During that period, Accugas escalated its gas supply to Nigeria’s power sector by 35 percent.
The Calabar Integrated Power Project (IPP) was completed in 2017 with five turbines installed by General Electric to generate 560 megawatts, MW, using 131 cubic meters of gas supply a day, after it signed a ‘Take or Pay’ gas supply agreement with Accugas, supported by a Partial Risk Guarantee (PRG) from the World Bank’s International Finance Corporation (IFC).
Advisors Reports gathered that based on the deal, the Nigerian Government is liable if the IPP fails to pay Accugas for the gas.
The Calabar IPP is obligated to settle its gas invoice at over $10 million a month since 2017, even if it does not receive payment from DisCos for electricity it distributed to customers.
Further investigation showed that the Calabar IPP is one of the generating companies that have recently been facing challenges in meeting its financial obligations to its lenders due to the government’s failure to pay the monthly invoice.
Moreover, Accugas has on different occasions threatened the Federal Government with the PRG provision, which, if enforced, could impact Nigeria’s sovereign credit ratings, thereby affecting the country’s ability to borrow from international funders.
The World Bank’s “Partial Risk Guarantee” structure has been signed by successive Nigerian leaders, costing the country billions of Naira and draining its purse.
Some of these deals were made due to liquidity crises in Nigeria’s power sector, as the Electricity Generation Companies (GenCos) have struggled to collect their market invoices.
Another example of this concession is the Calabar IPP, which used $237 million of debt to build the plant, with political risk insurance supplied by the Multilateral Investment Guarantee Agency and the Federal Government. This helped Azura deliver on budget and ahead of schedule by 7 months.
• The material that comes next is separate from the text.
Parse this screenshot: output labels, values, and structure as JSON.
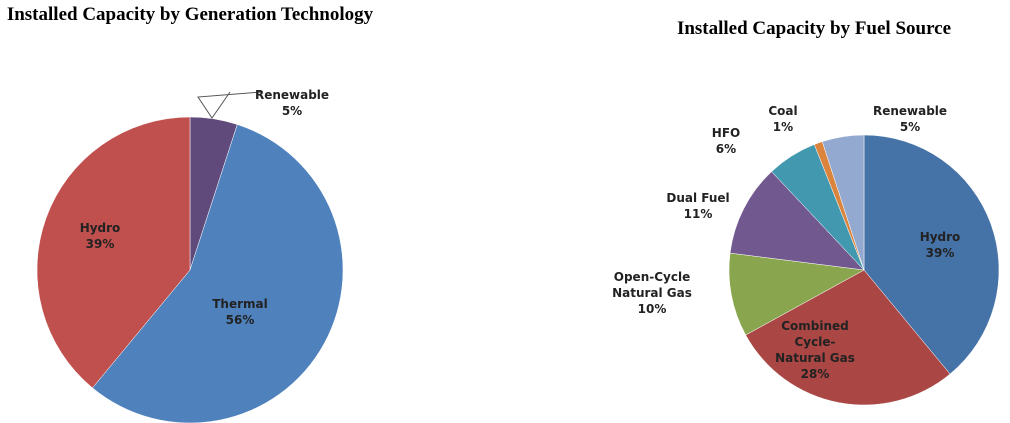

The Azura-Edo Independent Power Project (IPP) has secured a groundbreaking $900 million debt financing from a consortium of 15 banks, including major European development finance institutions.
This 450MW open-cycle gas turbine plant in Benin City, Edo State, is Nigeria’s first true project-financed IPP, setting a precedent for future investments in the power sector.
The Nigerian Government has come under fire for the poor remittance of invoices by the Distribution Companies (DisCos), with less than 25 percent of market invoices paid, leaving a significant percentage of unremitted power debt, causing concern among investors.
The Federal Government has managed to settle the invoices of the Azura IPP, but it has often come too close to missing the deadline giving investors cause for concern.
According to the terms of the Power Purchase Agreement (PPA), on the Azura deal, the invoice should be settled 15 business days after the invoice date.